Au moins 18 personnes ont péri dimanche dans un double attentat contre la cathédrale de Jolo, sur une île du sud des Philippines qui demeure un bastion de militants islamistes.
Cette attaque, revendiquée par le groupe État islamique, a eu lieu lors d’une messe. Une première explosion a secoué l’intérieur de cathédrale de Notre-Dame du Mont-Carmel, située dans le centre de Jolo, la plus grande ville de l’île du même nom. Une seconde explosion s’est produite à l’extérieur, sur le parking, quand arrivaient les militaires pour aider les blessés.
L’attentat intervient deux jours après l’annonce de l’approbation massive, lors d’un référendum lundi dernier, de la création dans le sud de l’archipel de la région autonome Bangsamoro, dans le cadre du processus de paix avec l’insurrection musulmane. Des photos diffusées par l’armée montrent les portes et les fenêtres de la cathédrales pulvérisées, ses bancs retournés.
Le porte-parole du président philippin Rodrigo Duterte, Salvador Panelo, a condamné «un acte terroriste» et promis de «poursuivre jusqu’au bout du monde les cruels auteurs de ce crime ignoble jusqu’à ce que chacun des tueurs soit amené devant la justice et mis derrière les barreaux».
Le pape François a «fermement condamné» ce double attentat, «un épisode de violence qui endeuille à nouveau cette communauté chrétienne».

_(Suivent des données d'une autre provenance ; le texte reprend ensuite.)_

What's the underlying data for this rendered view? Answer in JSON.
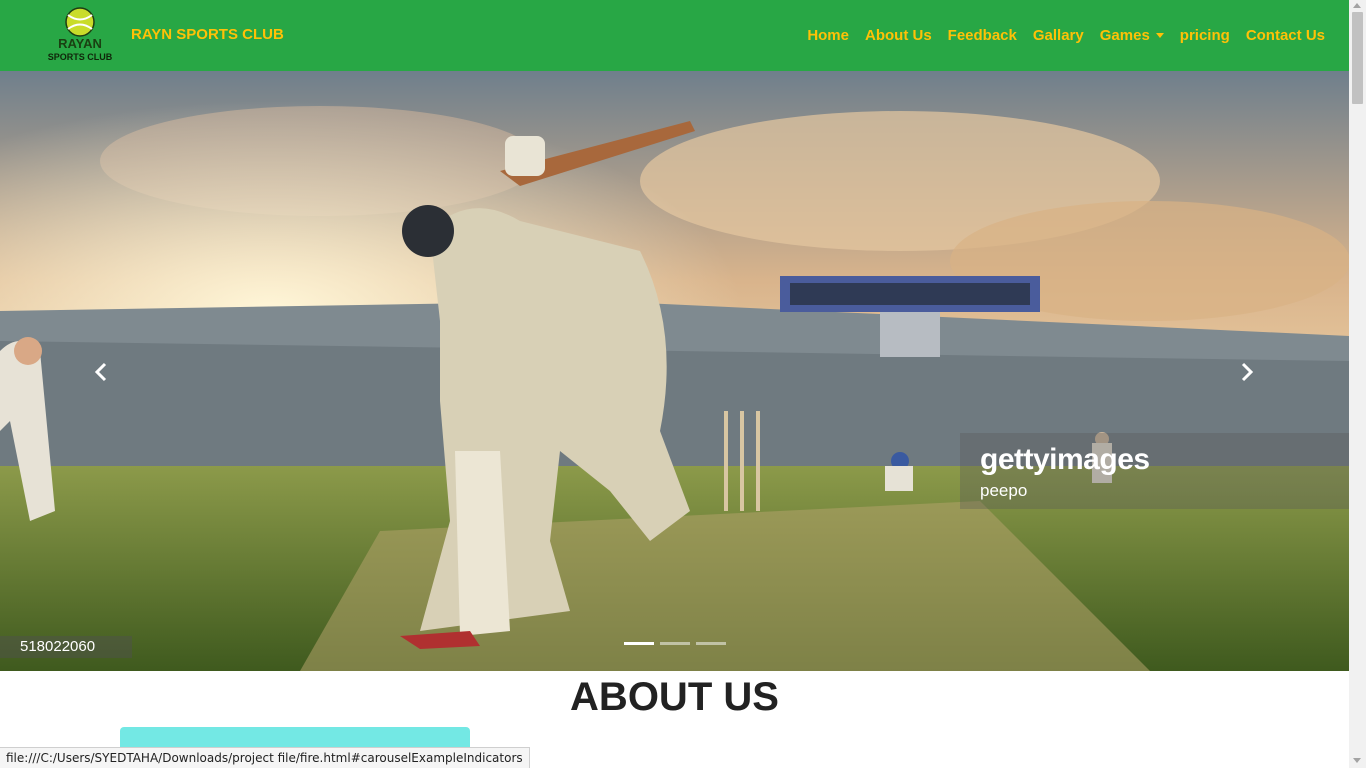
{
  "navbar": {
    "logo_text_top": "RAYAN",
    "logo_text_bottom": "SPORTS CLUB",
    "brand": "RAYN SPORTS CLUB",
    "links": [
      "Home",
      "About Us",
      "Feedback",
      "Gallary",
      "Games",
      "pricing",
      "Contact Us"
    ]
  },
  "carousel": {
    "watermark_brand": "gettyimages",
    "watermark_user": "peepo",
    "image_id": "518022060",
    "slide_count": 3,
    "active_slide": 1
  },
  "about": {
    "title": "ABOUT US"
  },
  "status_bar": {
    "url": "file:///C:/Users/SYEDTAHA/Downloads/project file/fire.html#carouselExampleIndicators"
  },
  "colors": {
    "navbar_bg": "#28a745",
    "nav_text": "#ffc107",
    "card_bg": "#73e8e4"
  }
}
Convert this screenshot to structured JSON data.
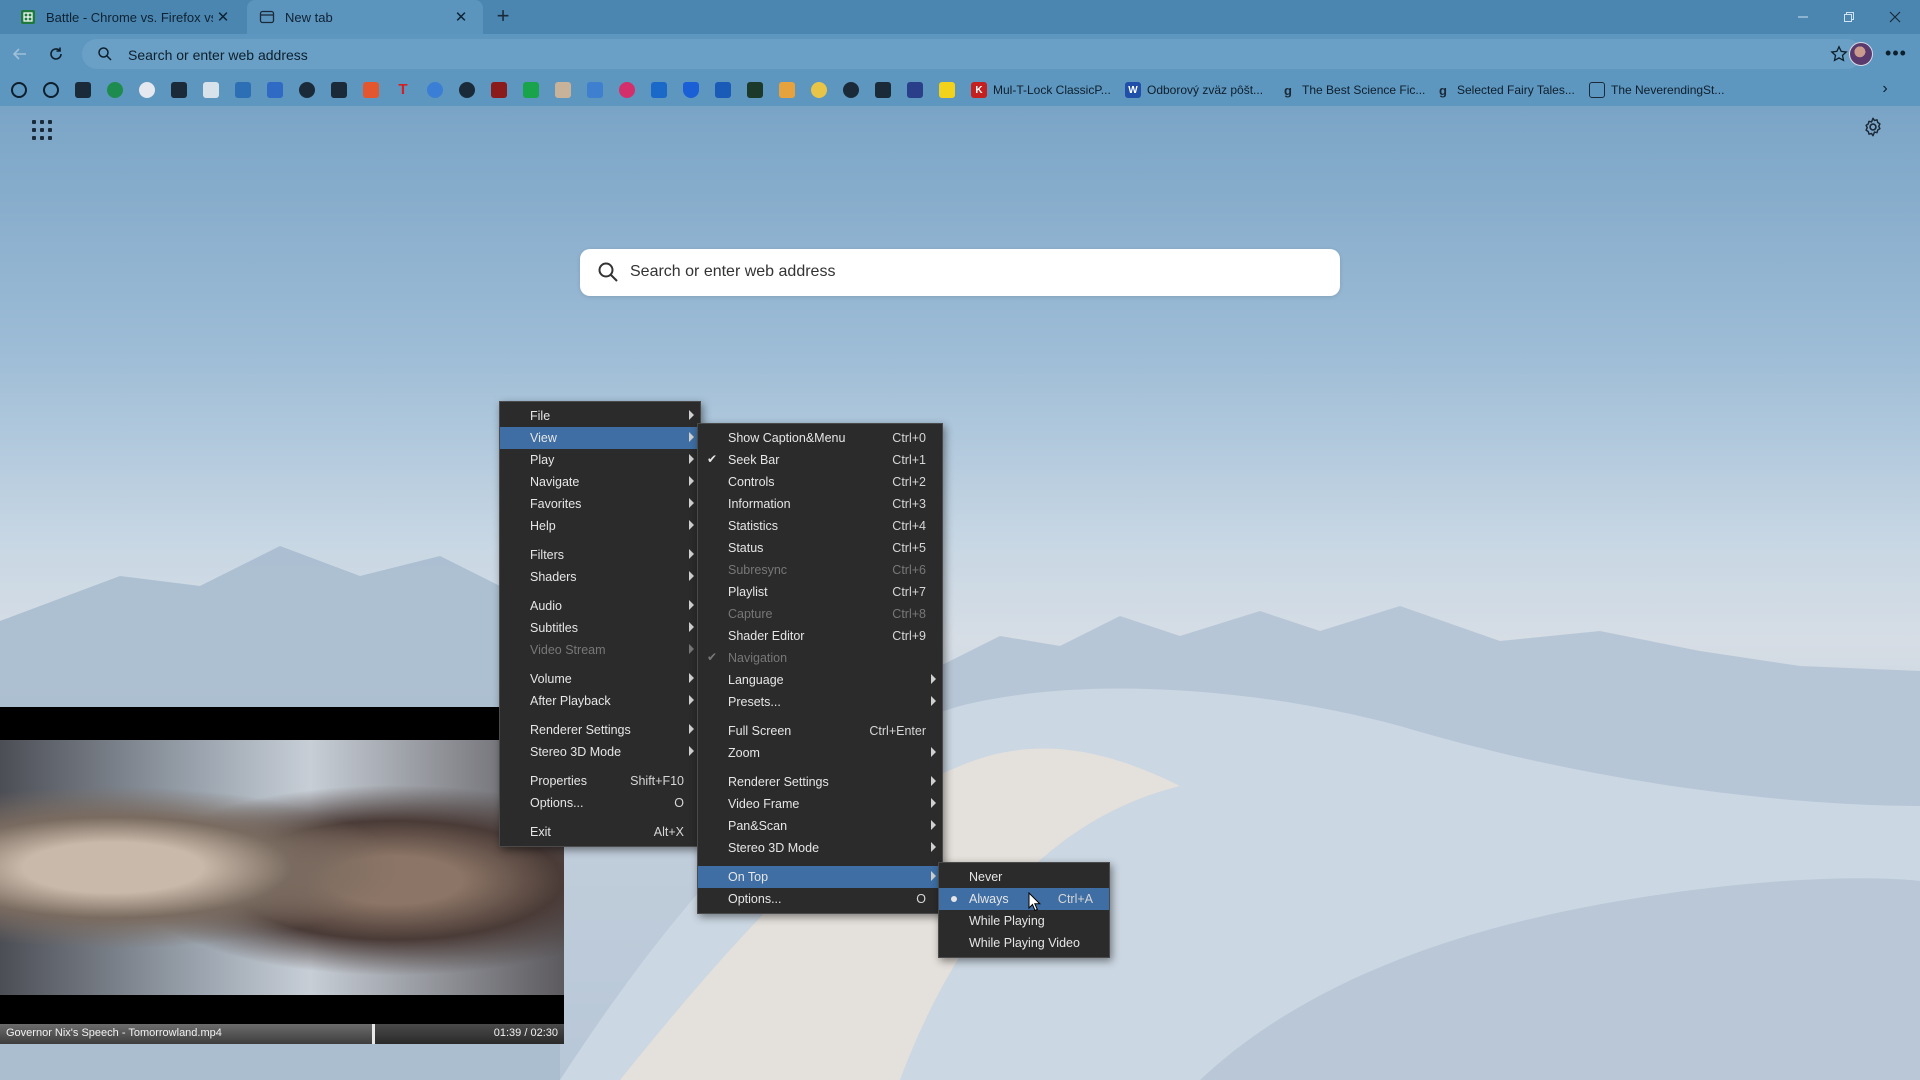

Cinq soldats, un membre des garde-côtes et 12 civils ont été tués dans ce double attentat qui a également fait 83 blessés, a déclaré le lieutenant-colonel Gerry Besana, porte-parole régional de l’armée. Le chef de la police régionale Graciano Mijares a de son côté fait état de 20 morts et 81 blessés.
Dans un communiqué, l’EI a affirmé que deux kamikazes s’étaient fait exploser à l’intérieur de l’église et dans le parking à l’extérieur, selon le Centre américain spécialisé dans la surveillance de la mouvance jihadiste (SITE). Or, selon l’armée, la deuxième bombe se trouvait dans le coffre d’une moto garée à l’extérieur de l’édifice.
Dans un premier temps, les autorités avaient avancé la piste du groupe islamiste Abou Sayyaf. «Quand vous parlez de terrorisme dans la province de Sulu, le premier suspect est toujours Abou Sayyaf mais nous ne pouvons exclure la possibilité d’autres responsables», avait déclaré le lieutenant-colonel Besana.
Spécialisée dans les enlèvements crapuleux, cette organisation est aussi accusée des pires attentats dans l’archipel, en particulier celui contre un ferry qui avait fait plus de 100 morts en 2004. Créé dans les années 1990 grâce aux financements d’un membre de la famille du chef d’Al-Qaïda Oussama ben Laden, il s’est depuis scindé en plusieurs factions dont certaines ont prêté allégeance à l’EI. L’an dernier, le président Duterte avait décrété la loi martiale dans le sud du pays, après la prise de la ville de Marawi par des jihadistes se réclamant de l’EI en mai 2017.
En septembre 2016, quinze personnes avaient été tuées dans un attentat à Davao, localité d’origine du président Rodrigo Duterte qu’il a longtemps dirigée, imputé au groupe islamiste Maute qui a prêté allégeance à l’EI. Jolo fait partie de la région autonome Bangsamoro dont la création sur un territoire à majorité musulmane — alors que l’archipel est majoritairement catholique — vise à rétablir la paix après des décennies d’un conflit qui a fait des dizaines de milliers de morts.
Des musulmans avaient pris les armes dans les années 1970 pour réclamer l’autonomie ou l’indépendance du sud des Philippines qu’ils considèrent comme leur terre ancestrale. Cette insurrection a fait 150.000 morts. Le principal groupe rebelle, le Front Moro islamique de libération (Milf), avait signé en 2014 un accord de paix avec le gouvernement prévoyant d’octroyer l’autonomie à la minorité musulmane dans certaines parties de la grande île de Mindanao et des îles de l’extrême sud-ouest.
Conformément à cet accord, 2,8 millions d’habitants de cette région ont été appelés lundi dernier à voter et 1,7 million se sont prononcés en faveur de la création de la nouvelle région autonome, a fait savoir vendredi la commission électorale. Ce processus, qui a débuté dans les années 1990, n’inclut pas les organisations islamistes comme Abou Sayyaf que le Milf combat aux côtés des forces gouvernementales. «La paix doit l’emporter sur la guerre», a déclaré le Conseiller à la sécurité nationale Hermogenes Esperon, qui a attribué l’attentat à des «criminels extrémistes», ajoutant: «Nous ne les laisserons pas gâcher l’aspiration à la paix de la population».